Revolutionizing LLM Inference: PyramidInfer's Efficient KV Cache Compression

Discover how PyramidInfer, a novel approach to compressing the KV cache, enables efficient LLM inference, reducing GPU memory usage and increasing throughput while maintaining generation quality.

The Future of LLM Inference: Efficient KV Cache Compression with PyramidInfer

Large Language Models (LLMs) have revolutionized the field of natural language processing, but their scalability is limited by high GPU memory usage during inference. The KV cache, a critical component of LLMs, consumes a significant amount of memory, restricting the throughput of LLM inference on GPUs. To address this challenge, researchers have developed PyramidInfer, a novel approach that compresses the KV cache, enabling efficient LLM inference.

GPU memory usage during LLM inference

Existing methods reduce memory by compressing the KV cache but overlook inter-layer dependencies and pre-computation memory demands. PyramidInfer, on the other hand, retains only crucial context keys and values layer-by-layer, significantly reducing GPU memory usage. Inspired by recent tokens’ consistency in attention weights, this approach has been shown to improve throughput by 2.2x and reduce KV cache memory by over 54% compared to existing methods.

The importance of efficient strategies for handling the growing demand for chatbot queries cannot be overstated. One approach is increasing GPU memory through pipeline parallelism and KV cache offload, utilizing multiple GPUs or RAM. For limited GPU memory, reducing the KV cache is another option. Techniques like FlashAttention 2 and PagedAttention minimize memory waste by optimizing CUDA operations. Methods such as StreamingLLM, H2O, and Scissorhands compress the KV cache by focusing on recent context or attention mechanisms but overlook layer differences and prefill phase compression. PyramidInfer addresses these gaps by considering layer-specific compression in both phases.

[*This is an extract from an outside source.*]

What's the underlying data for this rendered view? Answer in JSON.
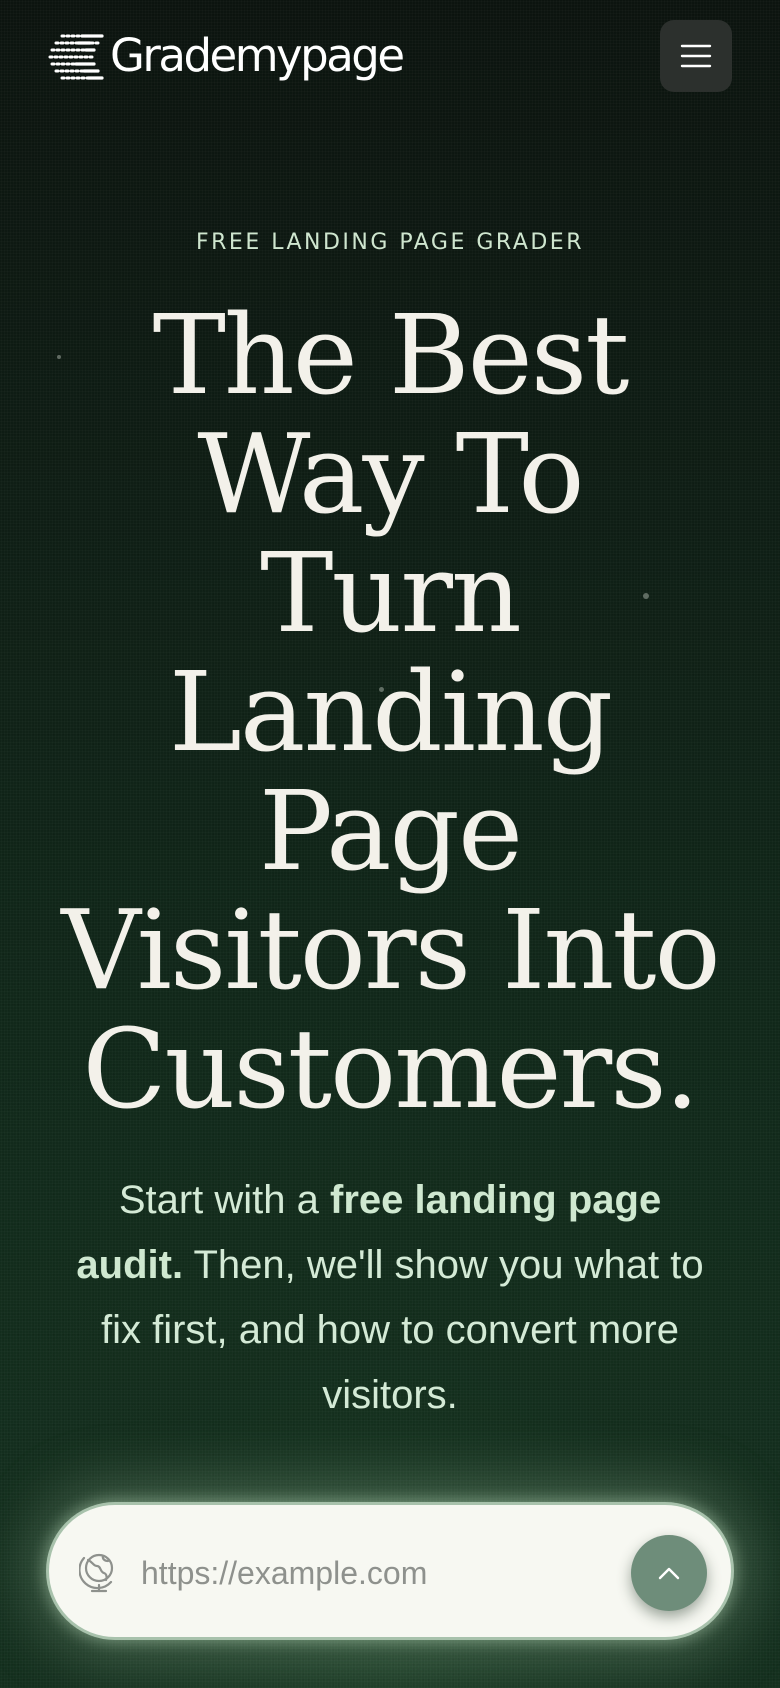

PyramidInfer’s layer-specific compression approach

The verification of the Inference Context Redundancy (ICR) and Recent Attention Consistency (RAC) hypotheses inspired the design of PyramidInfer. ICR posits that many context keys and values are redundant during inference and are only necessary in training to predict the next token. Experiments with a 40-layer LLaMA 2-13B model revealed that deeper layers have higher redundancy, allowing for significant KV cache reduction without affecting output quality. RAC confirms that certain keys and values are consistently attended by recent tokens, enabling the selection of pivotal contexts (PVCs) for efficient inference.

PyramidInfer’s performance was evaluated across various tasks and models, demonstrating significant reductions in GPU memory usage and increased throughput while maintaining generation quality. The evaluation included language modeling on wikitext-v2, LLM benchmarks like MMLU and BBH, mathematical reasoning with GSM8K, coding via HumanEval, conversation handling with MT-Bench, and long text summarization using LEval. PyramidInfer was tested on models such as LLaMA 2, LLaMA 2-Chat, Vicuna 1.5-16k, and CodeLLaMA across different sizes.

PyramidInfer’s performance evaluation across various tasks and models

In conclusion, PyramidInfer introduces an efficient method to compress the KV cache during both prefill and generation phases, inspired by ICR and RAC. This approach significantly reduces GPU memory usage without compromising model performance, making it ideal for deploying large language models in resource-constrained environments. Despite its effectiveness, PyramidInfer requires additional computation, limiting speedup with small batch sizes. As the first to compress the KV cache in the prefill phase, PyramidInfer is yet to be a lossless method, indicating potential for future improvements in this area.